Avec prudence, Momo fit un pas. Oui, elle se mouvait comme d’habitude. Sur la table subsistaient les restes du petit déjeuner. Momo s’assit sur une des chaises capitonnées, mais le rembourrage était devenu dur comme du marbre et ne cédait plus sous son poids. Sa tasse contenait encore un peu de chocolat, cependant on ne pouvait plus la remuer. Momo voulut plonger le doigt dans le liquide, mais celui-ci était désormais dur comme du verre. C’était pareil pour le miel. Même les miettes de pain sur l’assiette étaient figées. Maintenant qu’il n’y avait plus de temps, on ne pouvait plus modifier la moindre chose.
Cassiopée s’agita et Momo la regarda.
« TU PERDS DU TEMPS », lut-elle sur la carapace.
Seigneur, mais oui ! L’enfant se ressaisit. Elle traversa précipitamment la salle, se glissa par la petite porte, poursuivit sa course dans le couloir et, arrivée à la porte d’entrée, risqua un coup d’œil à l’extérieur. Aussitôt elle recula, le cœur battant. Les voleurs de temps ne partaient pas ! Au contraire, ils remontaient le passage Jamais, où le temps inversé s’était également arrêté, en direction de la Maison Nulle Part ! Ce n’était pas prévu dans le plan !

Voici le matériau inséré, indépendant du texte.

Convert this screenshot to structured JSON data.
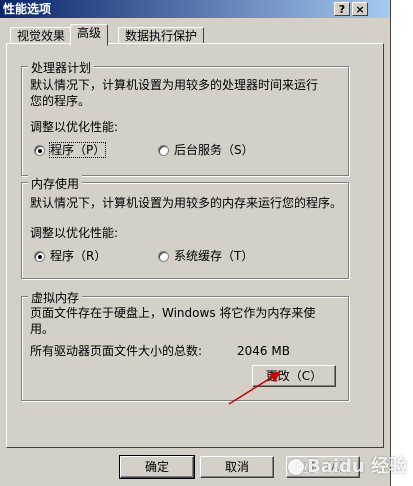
{
  "window": {
    "title": "性能选项",
    "help_button": "?",
    "close_button": "×"
  },
  "tabs": [
    {
      "label": "视觉效果",
      "active": false
    },
    {
      "label": "高级",
      "active": true
    },
    {
      "label": "数据执行保护",
      "active": false
    }
  ],
  "processor": {
    "legend": "处理器计划",
    "desc_line1": "默认情况下，计算机设置为用较多的处理器时间来运行",
    "desc_line2": "您的程序。",
    "adjust_label": "调整以优化性能:",
    "option_programs": "程序（P）",
    "option_background": "后台服务（S）",
    "selected": "programs"
  },
  "memory": {
    "legend": "内存使用",
    "desc_line1": "默认情况下，计算机设置为用较多的内存来运行您的程序。",
    "adjust_label": "调整以优化性能:",
    "option_programs": "程序（R）",
    "option_cache": "系统缓存（T）",
    "selected": "programs"
  },
  "virtual_memory": {
    "legend": "虚拟内存",
    "desc_line1": "页面文件存在于硬盘上，Windows 将它作为内存来使",
    "desc_line2": "用。",
    "total_label": "所有驱动器页面文件大小的总数:",
    "total_value": "2046 MB",
    "change_button": "更改（C）"
  },
  "footer": {
    "ok": "确定",
    "cancel": "取消",
    "apply": "应用（A）"
  },
  "watermark": "Baidu 经验",
  "colors": {
    "dialog_face": "#d4d0c8",
    "title_gradient_start": "#0a246a",
    "annotation_arrow": "#cc0000"
  }
}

Momo retourna en courant dans la grande salle et se cacha avec Cassiopée derrière une horloge sur pied.
— Ça commence bien, marmonna-t-elle.
Elle entendit les pas des messieurs gris résonner dans le corridor. L’un après l’autre, ils se glissèrent par la petite porte jusqu’à former un groupe. Ils promenèrent leurs regards alentour.
— Impressionnant ! dit l’un d’eux. Voilà donc notre nouveau chez-nous.
— La fillette Momo nous a ouvert la porte, fit une autre voix cendrée, je l’ai vue. C’est une enfant sensée ! Je me demande comment elle a fait pour embobiner le vieux.
Une troisième voix, absolument identique, répondit :
— À mon avis, c’est le Susnommé lui-même qui a déclaré forfait. Car si le courant temporel s’est interrompu dans le passage Jamais, c’est qu’il l’a coupé. Il a compris la nécessité de se soumettre. Maintenant, finissons-en. Où est-ce qu’il se cache ?
Les messieurs gris regardèrent autour d’eux. Soudain, l’un d’eux fit remarquer, d’une voix un brin plus cendrée qu’à l’ordinaire :
— Il y a quelque chose qui ne va pas, messieurs ! Les montres ! Regardez les montres ! Elles sont toutes arrêtées. Même ce sablier, là.
— C’est qu’il vient de les stopper, répliqua un autre d’un ton hésitant.
— On ne peut pas stopper un sablier, s’écria le premier. Pourtant vous voyez, le sable qui s’écoulait s’est figé en plein mouvement. Quant au sablier, on ne peut plus le bouger. Qu’est-ce que ça veut dire ?
Alors, on entendit quelqu’un courir, puis un autre monsieur gris, gesticulant nerveusement, s’introduisit avec peine par la petite porte. Il s’écria :
— Nous venons de recevoir des informations de nos agents en ville. Leurs voitures se sont arrêtées. Tout s’est arrêté. Le monde s’est arrêté. Il est devenu impossible d’arracher la moindre miette de temps à quiconque. Notre ravitaillement est paralysé ! Il n’y a plus de temps ! Hora a suspendu le temps !
Il se fit un silence de mort. Puis quelqu’un demanda :
— Que dites-vous ? Notre ravitaillement est paralysé ? Mais que va-t-il nous arriver quand la provision de cigares que nous avons sur nous sera épuisée ?
— Vous savez parfaitement ce qui nous arrivera ! s’exclama un autre. C’est une épouvantable catastrophe, messieurs !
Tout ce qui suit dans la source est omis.